Overall, urban areas and towns (of any size) account for only 2 per cent of the surface of Scotland, but are home to 82 per cent of its population. Of the remaining 18 per cent living in rural areas, one third face a drive time of over half an hour to reach the closest settlement with a population of at least 10,000.
Figure 4: Distribution of population and land across Scotland
|Large urban areas||35%||0.7%|
|Other urban areas||35%||1.0%|
|Accessible small towns||9%||0.3%|
|Remote small towns||2%||0.1%|
|Very remote small towns||1%||0.1%|
|Urban areas and towns||82%||2.1%|
|Accessible rural areas||12%||27.5%|
|Remote rural areas||3%||28.4%|
|Very remote rural areas||3%||42.0%|
Source: Scottish Government, Urban/Rural Classification, November 2014
Due to the coexistence of large cities and vast rural areas, empowering communities across Scotland to embrace the opportunities and overcome the challenges posed by the collaborative economy is likely to require tailored and localised solutions, rather than a blanket approach, as these opportunities and challenges will be very different in different parts of the country.

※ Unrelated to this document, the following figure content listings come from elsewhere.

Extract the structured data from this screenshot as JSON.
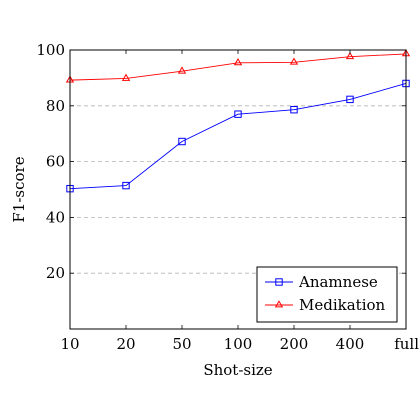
{
  "chart_data": {
    "type": "line",
    "title": "",
    "xlabel": "Shot-size",
    "ylabel": "F1-score",
    "categories": [
      "10",
      "20",
      "50",
      "100",
      "200",
      "400",
      "full"
    ],
    "ylim": [
      0,
      100
    ],
    "yticks": [
      20,
      40,
      60,
      80,
      100
    ],
    "grid": "horizontal-dashed",
    "legend_position": "bottom-right",
    "series": [
      {
        "name": "Anamnese",
        "color": "#0000ff",
        "marker": "square",
        "values": [
          50.3,
          51.4,
          67.2,
          77.0,
          78.6,
          82.3,
          88.0
        ]
      },
      {
        "name": "Medikation",
        "color": "#ff0000",
        "marker": "triangle",
        "values": [
          89.2,
          89.8,
          92.4,
          95.4,
          95.6,
          97.6,
          98.6
        ]
      }
    ]
  }
}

The following table provides some additional information on the Scottish population and households, both on a Scotland-wide level and for a small selection of local authorities at the two ends of the urban-rural divide: the two largest cities (Glasgow and Edinburgh), the largest rural area (Highland), and one island (Orkney).
These areas are characterised by very different levels of population density, home and car ownership, connectivity, as well as differences in the predominant house type and size, and this needs to be taken into account when assessing the impact of peer to peer accommodation, transportation, and other sectors of the collaborative economy.